The shrinking sea ice extent is problematic because ice cover in the Earth’s cool polar regions — particularly the Arctic which maintains much more ice through the summer months — help moderate global temperatures.

“It acts as a refrigerator or cooler for the planet, if you will,” Meier said.

Sea ice has a bright surface that reflects about 80 percent of the sunlight that strikes it, helping to maintain cool temperatures. When that ice is lost, it exposes a dark ocean surface, which has the opposite effect absorbing about 90 percent of sunlight causing both sea and air temperatures to warm.

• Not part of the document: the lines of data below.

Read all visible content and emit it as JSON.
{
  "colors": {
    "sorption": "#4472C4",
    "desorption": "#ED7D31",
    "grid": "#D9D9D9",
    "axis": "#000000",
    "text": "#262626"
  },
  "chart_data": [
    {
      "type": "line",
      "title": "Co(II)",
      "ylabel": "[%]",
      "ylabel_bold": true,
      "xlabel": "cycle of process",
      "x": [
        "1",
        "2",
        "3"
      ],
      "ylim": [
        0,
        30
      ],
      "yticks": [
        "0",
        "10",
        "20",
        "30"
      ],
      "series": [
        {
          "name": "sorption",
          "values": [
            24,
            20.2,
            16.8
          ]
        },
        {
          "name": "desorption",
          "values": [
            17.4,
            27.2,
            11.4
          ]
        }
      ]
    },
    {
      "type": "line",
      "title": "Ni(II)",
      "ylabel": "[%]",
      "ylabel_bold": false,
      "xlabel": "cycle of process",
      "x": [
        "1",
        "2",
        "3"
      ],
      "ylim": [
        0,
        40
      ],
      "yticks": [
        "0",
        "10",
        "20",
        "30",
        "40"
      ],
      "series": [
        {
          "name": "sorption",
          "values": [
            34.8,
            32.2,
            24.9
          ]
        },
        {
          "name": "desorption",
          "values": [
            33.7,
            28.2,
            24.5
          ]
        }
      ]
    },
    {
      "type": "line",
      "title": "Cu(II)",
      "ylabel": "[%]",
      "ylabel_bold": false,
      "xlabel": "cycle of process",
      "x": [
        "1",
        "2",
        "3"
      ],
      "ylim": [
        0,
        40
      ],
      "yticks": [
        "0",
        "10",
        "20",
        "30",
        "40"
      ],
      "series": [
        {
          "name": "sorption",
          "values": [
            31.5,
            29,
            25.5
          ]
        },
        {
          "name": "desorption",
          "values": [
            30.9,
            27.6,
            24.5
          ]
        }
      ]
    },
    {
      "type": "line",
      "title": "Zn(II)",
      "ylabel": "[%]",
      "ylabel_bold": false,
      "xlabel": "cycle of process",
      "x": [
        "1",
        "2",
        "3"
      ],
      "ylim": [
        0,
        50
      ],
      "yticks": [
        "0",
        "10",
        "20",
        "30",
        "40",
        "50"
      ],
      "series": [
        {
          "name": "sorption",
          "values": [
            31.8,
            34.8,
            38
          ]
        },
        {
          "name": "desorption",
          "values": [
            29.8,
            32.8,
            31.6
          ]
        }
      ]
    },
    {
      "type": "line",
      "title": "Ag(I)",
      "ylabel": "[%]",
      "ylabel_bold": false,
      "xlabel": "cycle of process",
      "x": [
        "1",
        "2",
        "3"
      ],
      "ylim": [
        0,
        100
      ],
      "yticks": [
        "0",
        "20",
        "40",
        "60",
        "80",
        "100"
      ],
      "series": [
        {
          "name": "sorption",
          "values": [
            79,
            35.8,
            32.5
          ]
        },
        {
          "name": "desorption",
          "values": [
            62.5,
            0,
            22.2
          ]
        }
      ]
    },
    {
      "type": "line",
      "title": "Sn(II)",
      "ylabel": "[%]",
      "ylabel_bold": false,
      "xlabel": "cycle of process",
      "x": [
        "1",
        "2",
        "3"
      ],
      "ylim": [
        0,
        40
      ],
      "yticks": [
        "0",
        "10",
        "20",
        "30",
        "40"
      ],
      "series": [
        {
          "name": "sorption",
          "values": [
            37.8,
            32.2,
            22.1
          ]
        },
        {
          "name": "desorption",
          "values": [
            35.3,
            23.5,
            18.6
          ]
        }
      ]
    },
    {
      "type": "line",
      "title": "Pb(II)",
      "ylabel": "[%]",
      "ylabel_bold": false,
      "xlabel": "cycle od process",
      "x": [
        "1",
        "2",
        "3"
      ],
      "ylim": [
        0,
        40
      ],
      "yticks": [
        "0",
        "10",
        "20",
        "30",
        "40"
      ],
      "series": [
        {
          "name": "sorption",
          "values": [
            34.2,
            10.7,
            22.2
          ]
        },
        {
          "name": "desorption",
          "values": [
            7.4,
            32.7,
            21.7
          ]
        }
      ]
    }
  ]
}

Melting sea ice does not cause sea levels to rise — melting land ice causes that. But because melting sea ice leads to warmer temperatures, it indirectly contributes to sea level rise that’s threatening coastal communities around the planet.

The Antarctic

The sea ice extent in the Antarctic covered 13.616 million square kilometers, as of Nov. 20, data show.

The previous record low sea ice extent at that point in the year was 14.7 million square kilometers in 1986.

Antarctic Sea Ice Extent

In the Antarctic, the sea ice extent there is normally shrinking around this time of year as summer starts to set in. But this year, the drop in sea ice coverage has been much more dramatic.

“It’s been quite striking,” said Parkinson.

The trend is also a remarkable reversal from what had been going on in the Antarctic.

The sea ice extent in the Antarctic had actually risen in recent years, even hitting record highs in 2014.

Something threw that trend off course recently.

“It’s a little mysterious,” said Meier.

Both he and Parkinson noted the Antarctic is much more prone to large swings in sea ice extent than the Arctic. And they said they suspected the sudden shift happening now is being caused primarily by weather conditions and patterns.

It would be unlikely that a more worrisome potential cause — climate change — could explain all of the recent, sharp and sudden decline in Antarctic sea ice.

But experts said they expect the Antarctic’s sea ice extent will eventually start to lose sea ice extent due to global warming, albeit more gradually.

Even though sea ice extent had increased there in recent years, scientists believe that climate change has been affecting the Antarctic. But various factors in that region have managed to largely cancel out the warming, including the Antarctic’s geography, geometry, and wind and ocean currents that somewhat insulate the region to global weather patterns.

“It’s expected that, eventually, warming will catch up and become a significant player in the Antarctic,” Meier said.

Scientists also noted that losses in Arctic ice extent in recent years have far exceeded the gains in Antarctic ice extent.

Does it matter that both poles are seeing historic lows in sea ice extent at the same time?

Not really.

“The fact that they are both record lows is interesting, but from a climate perspective, it may not mean that much,” Meier said. ”It may simply be coincidence or chance in some sense.”